Friday, August 29, 2008

We've gone back to the 20th Century!

The Head of the River is a pub that sits on the Thames near our house in Oxford. We walk by it daily but I have yet to wet my whistle there.

Ok, here's my situation. I think that it might be the house we are staying in, and also a little bit England but we haven't got a clothes dryer and this has been my most exciting foreign exchange project to date! Stay with me, I haven't gone mad. Or have I? I do wash each morning, especially if no explicit rain is forecast (there's always a chance as it is England). To begin, I have to tell you that the washer uses hardly any water (eco-friendly sensors detect just how much water it needs) and it's fascinating to me. I drink my coffee and watch the wet clothes tumble around in the washer, mesmerizing me, I tell you. I read the manual, I played with the settings....and yet there are still only about five tablespoons of water washing the clothes. Maybe Europeans think it's gross and wasteful that our wash churns in gallons and gallons of dirty water, but it's all I've ever known. Once done, I have a puzzle to efficiently hang it all on our few little clothes hangy things that I put in the garden to dry. Every day I try a new configuration.

Now, here's the good stuff about it. My laundry gives me a real sense of accomplishment. I cheer it on to hurry and finish so I can get it out in the little bit of sunshine, I nurture it and reposition it toward the sun, etc. At night, I take a hot iron to anything that's still damp and press the dampness out, folding it neatly as I go. It reminds me of my mom ironing when I was little. I am playing house, really. Am I the Marie Antoinette of Parkwood?

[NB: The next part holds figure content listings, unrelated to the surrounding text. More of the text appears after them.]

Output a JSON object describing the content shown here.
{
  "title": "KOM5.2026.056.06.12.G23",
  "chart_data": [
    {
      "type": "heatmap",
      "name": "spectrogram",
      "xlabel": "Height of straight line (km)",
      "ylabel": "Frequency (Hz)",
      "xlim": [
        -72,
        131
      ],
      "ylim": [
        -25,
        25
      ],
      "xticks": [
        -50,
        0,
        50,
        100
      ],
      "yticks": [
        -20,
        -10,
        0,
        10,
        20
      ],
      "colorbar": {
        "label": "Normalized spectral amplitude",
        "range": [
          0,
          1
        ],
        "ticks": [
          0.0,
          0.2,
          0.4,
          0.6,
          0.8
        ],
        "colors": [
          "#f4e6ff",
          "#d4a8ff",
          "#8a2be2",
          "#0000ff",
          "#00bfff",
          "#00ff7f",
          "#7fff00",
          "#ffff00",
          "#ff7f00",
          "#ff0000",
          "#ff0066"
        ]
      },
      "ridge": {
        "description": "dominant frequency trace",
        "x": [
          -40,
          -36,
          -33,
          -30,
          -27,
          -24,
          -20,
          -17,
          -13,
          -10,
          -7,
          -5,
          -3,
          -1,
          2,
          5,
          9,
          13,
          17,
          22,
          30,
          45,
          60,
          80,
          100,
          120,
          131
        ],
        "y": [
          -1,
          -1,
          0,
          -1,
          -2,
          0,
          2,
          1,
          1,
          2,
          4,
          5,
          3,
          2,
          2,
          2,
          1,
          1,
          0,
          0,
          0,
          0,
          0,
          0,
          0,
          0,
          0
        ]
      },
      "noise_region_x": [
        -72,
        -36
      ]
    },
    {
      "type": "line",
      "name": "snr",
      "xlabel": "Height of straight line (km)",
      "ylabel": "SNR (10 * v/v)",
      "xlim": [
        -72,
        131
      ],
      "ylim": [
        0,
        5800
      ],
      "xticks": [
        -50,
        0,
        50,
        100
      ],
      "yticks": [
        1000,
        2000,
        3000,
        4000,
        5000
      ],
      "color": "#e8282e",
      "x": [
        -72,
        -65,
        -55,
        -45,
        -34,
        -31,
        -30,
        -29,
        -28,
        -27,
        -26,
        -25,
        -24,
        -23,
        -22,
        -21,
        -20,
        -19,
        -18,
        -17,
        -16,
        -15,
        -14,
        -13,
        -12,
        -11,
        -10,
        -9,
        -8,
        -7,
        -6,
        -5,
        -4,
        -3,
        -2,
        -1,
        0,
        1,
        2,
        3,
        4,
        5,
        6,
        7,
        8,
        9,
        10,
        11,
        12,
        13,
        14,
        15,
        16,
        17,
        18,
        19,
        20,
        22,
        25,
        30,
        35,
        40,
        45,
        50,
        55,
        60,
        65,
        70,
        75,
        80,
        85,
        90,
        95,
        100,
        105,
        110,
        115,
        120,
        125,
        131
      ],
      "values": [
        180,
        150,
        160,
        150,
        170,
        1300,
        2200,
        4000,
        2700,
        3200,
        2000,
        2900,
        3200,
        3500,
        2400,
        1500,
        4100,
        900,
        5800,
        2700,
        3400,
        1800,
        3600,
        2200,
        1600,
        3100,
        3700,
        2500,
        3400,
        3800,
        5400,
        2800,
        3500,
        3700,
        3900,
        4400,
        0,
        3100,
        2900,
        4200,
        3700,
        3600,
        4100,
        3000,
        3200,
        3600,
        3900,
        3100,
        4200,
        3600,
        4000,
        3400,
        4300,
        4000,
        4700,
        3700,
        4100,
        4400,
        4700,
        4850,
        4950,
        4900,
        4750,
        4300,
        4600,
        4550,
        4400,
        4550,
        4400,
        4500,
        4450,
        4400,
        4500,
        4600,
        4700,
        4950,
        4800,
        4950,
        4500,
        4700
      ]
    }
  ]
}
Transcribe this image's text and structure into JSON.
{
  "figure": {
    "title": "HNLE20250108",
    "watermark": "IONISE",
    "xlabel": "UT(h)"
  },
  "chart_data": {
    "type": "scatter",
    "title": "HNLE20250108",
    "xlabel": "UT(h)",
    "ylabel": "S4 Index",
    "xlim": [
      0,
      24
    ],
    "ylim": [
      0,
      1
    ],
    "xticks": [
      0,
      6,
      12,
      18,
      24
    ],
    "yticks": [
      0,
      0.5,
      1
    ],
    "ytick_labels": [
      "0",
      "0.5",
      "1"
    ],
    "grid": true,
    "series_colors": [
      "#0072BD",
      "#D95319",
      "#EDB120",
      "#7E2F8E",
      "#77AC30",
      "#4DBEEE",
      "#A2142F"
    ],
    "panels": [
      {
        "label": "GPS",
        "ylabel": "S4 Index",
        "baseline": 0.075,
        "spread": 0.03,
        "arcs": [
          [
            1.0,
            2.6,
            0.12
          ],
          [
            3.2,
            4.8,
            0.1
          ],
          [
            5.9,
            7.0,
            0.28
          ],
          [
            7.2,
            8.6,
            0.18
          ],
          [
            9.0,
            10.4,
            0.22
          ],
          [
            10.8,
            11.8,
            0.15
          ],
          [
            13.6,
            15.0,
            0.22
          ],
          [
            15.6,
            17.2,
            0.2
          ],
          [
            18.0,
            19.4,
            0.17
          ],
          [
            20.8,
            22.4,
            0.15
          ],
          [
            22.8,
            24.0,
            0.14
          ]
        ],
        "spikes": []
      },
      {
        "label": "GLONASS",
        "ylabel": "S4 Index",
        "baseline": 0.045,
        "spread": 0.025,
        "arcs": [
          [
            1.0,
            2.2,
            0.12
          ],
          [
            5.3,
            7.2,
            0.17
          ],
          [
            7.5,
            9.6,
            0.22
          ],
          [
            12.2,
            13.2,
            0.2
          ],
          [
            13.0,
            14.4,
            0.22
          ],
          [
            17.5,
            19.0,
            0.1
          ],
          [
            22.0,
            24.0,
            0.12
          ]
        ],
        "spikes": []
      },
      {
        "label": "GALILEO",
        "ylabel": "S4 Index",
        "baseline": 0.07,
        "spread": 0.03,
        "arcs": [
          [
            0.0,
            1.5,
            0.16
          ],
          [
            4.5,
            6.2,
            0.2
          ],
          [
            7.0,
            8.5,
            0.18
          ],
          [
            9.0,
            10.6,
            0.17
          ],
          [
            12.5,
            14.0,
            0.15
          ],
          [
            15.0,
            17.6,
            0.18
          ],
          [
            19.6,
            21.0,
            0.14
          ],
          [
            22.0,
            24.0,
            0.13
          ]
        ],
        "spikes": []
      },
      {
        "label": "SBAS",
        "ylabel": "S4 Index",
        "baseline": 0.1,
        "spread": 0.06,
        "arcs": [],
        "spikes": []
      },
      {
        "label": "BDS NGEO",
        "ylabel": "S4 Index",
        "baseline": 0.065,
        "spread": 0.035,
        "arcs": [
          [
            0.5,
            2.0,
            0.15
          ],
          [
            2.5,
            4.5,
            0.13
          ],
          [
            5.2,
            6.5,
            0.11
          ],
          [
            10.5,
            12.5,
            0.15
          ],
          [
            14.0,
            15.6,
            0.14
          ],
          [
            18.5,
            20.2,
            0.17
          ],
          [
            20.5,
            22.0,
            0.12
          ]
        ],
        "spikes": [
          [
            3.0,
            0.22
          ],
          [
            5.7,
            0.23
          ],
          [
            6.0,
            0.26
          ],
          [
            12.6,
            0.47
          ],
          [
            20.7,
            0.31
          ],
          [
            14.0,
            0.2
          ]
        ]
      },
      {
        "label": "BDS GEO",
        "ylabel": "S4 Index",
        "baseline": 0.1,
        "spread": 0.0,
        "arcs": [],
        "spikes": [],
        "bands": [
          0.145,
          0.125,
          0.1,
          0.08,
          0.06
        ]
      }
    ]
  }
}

Pulling meals together is less romantic and more reminiscent of college. Grotty pots, nothing matches, no lids, five unmatching glasses, one martini glass (you know I'm on the search for #2), pitiful tools and too few of them. It feels like a real job well done when I can make dinner with the contents of my mini fridge and my imagination. Really as long as there's a baguette involved, it's all good. I have peered into a few neighbors' houses and they seem to have all the modern appliances (I spied a dishwasher and what looked like a range which did not appear to require the strike of a match) but I like playing peasant woman for now.


  1. It is true that most of Europe gets by without clothes dryers which is very impressive when you think of sheets and duvet covers and whatnot. They do rewear jeans to make life easier.

    When you get home, you must trade your top load for a frontload. I did and I will never go back. All that gross dirty water and an agitator tearing your clothes up...

    As for the kitchen -- I think that this is what in the end makes me always happy to return home. To good pots and matching stemwear. It shouldn't matter, in the scheme of things, but I truly love my pots and plates.

    By the way, I have an exchange student this year from England. She was absolutely crestfallen that she could not vote in our forthcoming election (have you seen Ms. Alaska???). She said that back in England, ANYONE can vote. No proof of anything required. Maybe you guys can cast votes for whatever is in the chopper?

  2. I will take your word for it that there are only supposed to be three tablespoons of water in that washer. It is a Miele, have you heard of it? Our English friends were very impressed.

    I figured out the grill tonight, so there's another way to make food. It's really like sophisticated camping here. But we met a neighbor! She's a homeopath.

    Yes, we have seen Mrs. Alaska and the polls. We are not happy.